The combined city, state and federal requirements have created a testing culture in our schools that is truly excessive and inappropriately high stakes. When the stakes become as high as they are now, unintended consequences can be the result. UFT members support accountability and meaningful assessment, but we are very concerned about the misuse and over-reliance on high stakes tests to evaluate students, teachers and entire schools. We have given many different groups with many different educational and political beliefs the opportunity to express their opinions on the role that tests and assessments should play in our schools. The individuals on this task force mirror the variety of opinions contained in the education world at large. The recommendations represent a consensus of opinion and provide a basis for future discussion.

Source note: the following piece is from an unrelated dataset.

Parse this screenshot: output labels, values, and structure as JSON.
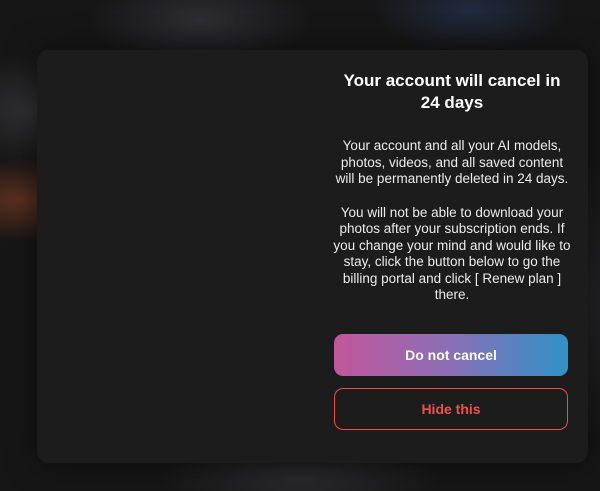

Implementing some of these recommendations will not be easy. It will require the wise use of time, money, and resources to create an assessment system that supports both good instruction and accountability. It will require educating, and meeting with representatives of the DOE and members of the New York City Council to demand public explanations of the educational rationale behind decisions that city, state and federal officials make about testing policies and the expenditure of public funds. It will require that we work together with our colleagues in our statewide affiliate, NYSUT and our national affiliate, AFT, to lobby for help to implement these changes.

We must also present these recommendations to the union membership in a variety of forums, meetings and discussion groups so we can use them to drive specific changes in classrooms We anticipate that members from all levels and who work with a variety of students will be able to guide the UFT leadership as to how an assessment and accountability program as recommended in this report can improve and enhance what occurs in their schools around the city.

We must recognize that using tests and assessments as tools for accountability is not the same as using tests and assessments as tools for improving instruction. The former is fraught with the pitfalls that come from the intuitively appealing but wrongheaded over reliance on the scores; the latter can lead to improved student outcomes. In either case tests and assessments cannot stand apart from the other conditions and realities that obtain in our schools and our society. Quality instruction and leadership, small class size, the equitable distribution of resources, student support services, an appropriate and adequate infrastructure, public involvement and up-to-date technology provide conditions for student success that are more important than tests intended to measure those outcomes. The consequences for failing to provide these opportunities will show up in test results but we must not ignore the causes. Closing the achievement gap among the various groups in our schools and guarantying that all students have equal opportunities to learn is a priority. To the extent that tests and assessments can indicate that this is occurring and provide models showing where there is success and warning where there is failure is instructive. But mismeasures based on an over-reliance on flawed testing instruments hurt everyone.

How we measure our schools measures our society’s commitment to public education.